My question is what units are the lags measured in? In the demo notebook, the data is simply in Cartesian coordinates and so computing the lag represents meters or feet, etc. However, in my case I have data in Latitude, Longitude or WGS84 coordinates, or perhaps UTM coordinates. In the case of latitude and longitude, the units are usually degrees and so would the lag be specified in degrees–like 0.02 or 0.1 degrees, with a
maxlag = 1.0. Or does the lag represent some other metric, like the number of bins apart two observations are?
Similarly, in UTM coordinates, which are usually meters, does the
nlags mean the number of meters apart two observations are? Or is there a different unit that I am just not understanding?
Any assistance is appreciated. Thanks again for all the hard work on the Geospatial packages.
maxlag will have physical units of length–whatever your data’s coordinates are expressed in. (This will “work” if your data are in lon/lat coordinates, but you should really project them to UTM or whatever, since one degree of longitude represents a varying physical distance as you move from the equator to the pole.)
nlags does not have units–it’s just the number of bins the variogram point cloud gets averaged into (i.e., the number of points/bars in the figure here).
@ElOceanografo ahh, so that helps a lot. Thanks for the clarification. That is what I was missing. I have coordinates in both UTM and lat/long, but you are saying that GeoStats will compute distances in both methods. So for
maxlag the unit is in degrees for lat/long and in meters for UTM. Further,
maxlag represents half of the maximum possible lag between two points. So if an image is 100x100 pixels, then the maximum lag between any two points is 100, and half of that is 50 right. I can configure the
maxlag, but otherwise it would be half of the total possible lag in whatever units the data is in.
I think I understand
nlags now. So these are just the bins that represent the distance between groups of observations. I guess
maxlag will chop the total distance into bins, and then
nlags represents how many of those bins to use in computing the variogram.
Does that sounds about right. Thanks again.
Well, for a 100 x 100 grid, the maximum lag is actually
sqrt(100^2 + 100^2) (Pythagoras), but yes, that’s the idea.
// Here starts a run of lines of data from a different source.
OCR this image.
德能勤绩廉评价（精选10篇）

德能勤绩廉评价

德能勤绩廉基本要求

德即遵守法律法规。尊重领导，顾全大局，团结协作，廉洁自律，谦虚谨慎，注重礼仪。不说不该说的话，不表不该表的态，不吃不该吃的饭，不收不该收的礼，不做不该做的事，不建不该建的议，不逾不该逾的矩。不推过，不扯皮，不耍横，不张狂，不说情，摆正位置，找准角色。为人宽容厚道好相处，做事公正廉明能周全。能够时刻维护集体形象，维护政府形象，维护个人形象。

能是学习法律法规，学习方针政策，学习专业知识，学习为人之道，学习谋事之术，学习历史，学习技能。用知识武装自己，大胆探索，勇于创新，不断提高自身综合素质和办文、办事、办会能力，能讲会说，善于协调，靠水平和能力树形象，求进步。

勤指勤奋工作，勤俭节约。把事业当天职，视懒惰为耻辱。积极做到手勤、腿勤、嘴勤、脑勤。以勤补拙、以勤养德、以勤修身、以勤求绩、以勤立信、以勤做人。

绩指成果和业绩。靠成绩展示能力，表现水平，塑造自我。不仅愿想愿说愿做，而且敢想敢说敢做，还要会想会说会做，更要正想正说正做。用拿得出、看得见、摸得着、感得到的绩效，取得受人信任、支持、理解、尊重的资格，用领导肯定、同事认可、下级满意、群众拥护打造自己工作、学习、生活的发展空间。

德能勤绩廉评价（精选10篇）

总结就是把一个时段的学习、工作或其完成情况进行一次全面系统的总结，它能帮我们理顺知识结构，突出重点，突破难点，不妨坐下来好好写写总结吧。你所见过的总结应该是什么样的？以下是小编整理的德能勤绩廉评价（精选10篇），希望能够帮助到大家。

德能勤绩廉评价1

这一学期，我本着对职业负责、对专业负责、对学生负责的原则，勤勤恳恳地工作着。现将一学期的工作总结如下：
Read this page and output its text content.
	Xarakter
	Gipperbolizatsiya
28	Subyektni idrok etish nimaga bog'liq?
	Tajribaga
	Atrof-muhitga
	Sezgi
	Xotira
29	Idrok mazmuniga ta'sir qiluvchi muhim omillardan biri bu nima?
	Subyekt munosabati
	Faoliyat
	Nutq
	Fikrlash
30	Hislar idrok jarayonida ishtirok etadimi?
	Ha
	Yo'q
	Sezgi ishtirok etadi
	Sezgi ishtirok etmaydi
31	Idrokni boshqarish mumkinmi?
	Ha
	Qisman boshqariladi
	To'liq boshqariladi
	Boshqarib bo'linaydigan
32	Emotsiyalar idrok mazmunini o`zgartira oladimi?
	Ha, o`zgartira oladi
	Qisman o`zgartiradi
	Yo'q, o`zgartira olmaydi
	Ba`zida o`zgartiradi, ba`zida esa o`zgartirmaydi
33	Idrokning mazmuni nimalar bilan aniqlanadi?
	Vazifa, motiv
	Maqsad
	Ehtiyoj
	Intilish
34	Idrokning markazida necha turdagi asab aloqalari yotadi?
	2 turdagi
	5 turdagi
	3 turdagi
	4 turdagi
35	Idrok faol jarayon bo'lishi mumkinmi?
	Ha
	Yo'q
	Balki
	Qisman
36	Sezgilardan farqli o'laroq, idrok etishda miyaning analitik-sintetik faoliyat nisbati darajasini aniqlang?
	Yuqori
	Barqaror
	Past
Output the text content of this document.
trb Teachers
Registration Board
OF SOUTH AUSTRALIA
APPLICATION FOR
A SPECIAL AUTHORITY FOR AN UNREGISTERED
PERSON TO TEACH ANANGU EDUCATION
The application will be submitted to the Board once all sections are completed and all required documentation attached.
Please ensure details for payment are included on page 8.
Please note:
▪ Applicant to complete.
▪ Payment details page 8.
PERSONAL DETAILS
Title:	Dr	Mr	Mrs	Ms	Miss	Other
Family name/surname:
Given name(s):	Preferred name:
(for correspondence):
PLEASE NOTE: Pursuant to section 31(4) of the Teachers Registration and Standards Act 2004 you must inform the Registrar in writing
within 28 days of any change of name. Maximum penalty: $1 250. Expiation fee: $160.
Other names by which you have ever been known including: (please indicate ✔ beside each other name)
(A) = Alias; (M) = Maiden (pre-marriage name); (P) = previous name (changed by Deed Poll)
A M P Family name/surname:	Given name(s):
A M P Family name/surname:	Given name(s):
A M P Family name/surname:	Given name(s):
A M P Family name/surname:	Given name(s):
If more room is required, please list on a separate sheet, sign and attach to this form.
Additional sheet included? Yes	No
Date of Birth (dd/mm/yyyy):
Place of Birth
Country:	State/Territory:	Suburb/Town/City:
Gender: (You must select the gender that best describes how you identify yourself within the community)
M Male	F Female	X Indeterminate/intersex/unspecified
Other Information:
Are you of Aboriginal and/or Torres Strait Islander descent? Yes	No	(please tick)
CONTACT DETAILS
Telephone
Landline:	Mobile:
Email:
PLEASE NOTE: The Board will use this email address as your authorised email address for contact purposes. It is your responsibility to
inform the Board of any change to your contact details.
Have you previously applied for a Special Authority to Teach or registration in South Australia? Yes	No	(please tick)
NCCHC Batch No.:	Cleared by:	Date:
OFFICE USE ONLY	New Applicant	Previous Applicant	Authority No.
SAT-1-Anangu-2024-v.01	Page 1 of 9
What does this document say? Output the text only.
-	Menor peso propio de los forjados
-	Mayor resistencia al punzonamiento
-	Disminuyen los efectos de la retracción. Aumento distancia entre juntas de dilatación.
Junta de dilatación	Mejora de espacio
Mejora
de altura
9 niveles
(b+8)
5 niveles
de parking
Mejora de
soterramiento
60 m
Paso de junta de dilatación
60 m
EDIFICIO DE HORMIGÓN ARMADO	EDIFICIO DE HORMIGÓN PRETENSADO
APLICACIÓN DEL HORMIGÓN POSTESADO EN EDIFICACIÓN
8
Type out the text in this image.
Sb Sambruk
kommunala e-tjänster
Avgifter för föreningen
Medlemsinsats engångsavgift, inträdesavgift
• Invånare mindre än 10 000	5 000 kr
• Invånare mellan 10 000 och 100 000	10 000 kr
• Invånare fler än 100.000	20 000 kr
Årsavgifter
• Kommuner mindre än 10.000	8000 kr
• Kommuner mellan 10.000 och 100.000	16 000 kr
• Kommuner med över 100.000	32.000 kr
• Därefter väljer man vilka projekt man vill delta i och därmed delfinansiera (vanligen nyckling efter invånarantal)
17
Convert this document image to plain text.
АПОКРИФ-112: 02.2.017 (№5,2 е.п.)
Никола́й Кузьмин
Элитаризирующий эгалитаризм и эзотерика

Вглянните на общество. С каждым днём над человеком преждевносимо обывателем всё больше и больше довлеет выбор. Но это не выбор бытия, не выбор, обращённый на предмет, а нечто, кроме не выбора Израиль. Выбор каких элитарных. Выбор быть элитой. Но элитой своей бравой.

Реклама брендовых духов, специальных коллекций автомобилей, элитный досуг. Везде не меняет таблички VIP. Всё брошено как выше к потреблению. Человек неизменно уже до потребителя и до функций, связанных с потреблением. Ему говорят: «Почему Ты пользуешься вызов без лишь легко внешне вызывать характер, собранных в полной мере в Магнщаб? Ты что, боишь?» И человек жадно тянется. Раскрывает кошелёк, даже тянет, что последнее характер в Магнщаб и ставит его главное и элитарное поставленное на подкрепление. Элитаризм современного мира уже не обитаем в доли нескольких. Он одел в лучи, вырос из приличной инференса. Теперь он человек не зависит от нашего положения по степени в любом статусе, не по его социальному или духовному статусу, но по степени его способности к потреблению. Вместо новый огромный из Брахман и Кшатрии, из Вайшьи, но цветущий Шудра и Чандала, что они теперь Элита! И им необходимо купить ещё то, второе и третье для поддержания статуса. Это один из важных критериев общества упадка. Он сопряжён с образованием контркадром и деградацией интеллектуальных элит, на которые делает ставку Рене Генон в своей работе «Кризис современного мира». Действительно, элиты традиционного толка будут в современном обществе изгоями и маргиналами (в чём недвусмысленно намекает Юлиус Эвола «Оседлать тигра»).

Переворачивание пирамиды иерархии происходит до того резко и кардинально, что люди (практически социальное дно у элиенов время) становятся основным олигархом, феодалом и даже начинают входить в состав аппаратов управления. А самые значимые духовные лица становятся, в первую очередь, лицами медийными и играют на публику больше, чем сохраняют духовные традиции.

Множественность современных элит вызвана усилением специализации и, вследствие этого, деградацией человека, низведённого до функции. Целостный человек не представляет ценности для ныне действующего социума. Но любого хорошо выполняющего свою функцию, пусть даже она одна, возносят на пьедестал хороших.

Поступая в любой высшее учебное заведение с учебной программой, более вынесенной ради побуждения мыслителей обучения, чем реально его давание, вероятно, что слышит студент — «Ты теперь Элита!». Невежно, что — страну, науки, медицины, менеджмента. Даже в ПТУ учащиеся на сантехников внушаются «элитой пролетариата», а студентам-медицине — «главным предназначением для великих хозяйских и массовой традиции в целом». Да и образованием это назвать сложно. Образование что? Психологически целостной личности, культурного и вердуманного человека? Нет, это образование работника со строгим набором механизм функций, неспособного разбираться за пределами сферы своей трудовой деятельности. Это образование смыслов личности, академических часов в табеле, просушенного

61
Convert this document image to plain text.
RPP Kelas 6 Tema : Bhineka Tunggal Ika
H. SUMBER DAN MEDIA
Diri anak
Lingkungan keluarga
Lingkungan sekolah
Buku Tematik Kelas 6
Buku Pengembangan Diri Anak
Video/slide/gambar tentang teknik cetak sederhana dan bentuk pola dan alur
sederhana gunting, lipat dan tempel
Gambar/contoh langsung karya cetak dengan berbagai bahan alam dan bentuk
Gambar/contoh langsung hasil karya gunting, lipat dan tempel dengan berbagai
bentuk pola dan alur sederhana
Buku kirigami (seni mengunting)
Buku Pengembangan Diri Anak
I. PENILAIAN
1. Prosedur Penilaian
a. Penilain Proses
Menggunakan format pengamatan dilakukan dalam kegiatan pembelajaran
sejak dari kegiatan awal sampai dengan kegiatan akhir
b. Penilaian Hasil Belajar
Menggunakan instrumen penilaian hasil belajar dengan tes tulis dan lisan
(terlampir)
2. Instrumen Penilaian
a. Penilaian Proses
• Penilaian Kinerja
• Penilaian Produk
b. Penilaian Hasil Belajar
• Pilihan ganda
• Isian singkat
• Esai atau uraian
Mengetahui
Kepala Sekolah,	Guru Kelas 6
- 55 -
If you have a spatial variable z measured at n locations, you have n(n-1) pairs of datapoints to compare to each other. Each one of these pairs is separated by a spatial distance or “lag” h, and the measurements of the spatial process at those two points differs by some value \Delta = z_i - z_j. If you make a scatterplot of h vs. |\Delta|^2, with one point for each pair of measurements, it would conceptually look like this:
Typically you divide the x-axis into a series of discrete intervals and take the average value of |\Delta|^2 within each of those bins to calculate the empirical variogram. In
EmpiricalVariogram() from GeoStats,
maxlag sets the upper limit of the x-axis on this plot, and
nlags determines how many bins to divide the interval
[0, maxlag] into.
@ElOceanografo Yep, okay so that makes sense. I really appreciate your sharing that information. Now I understand what those arguments mean. I will see if I can help to update the documentation for the package based on your comments.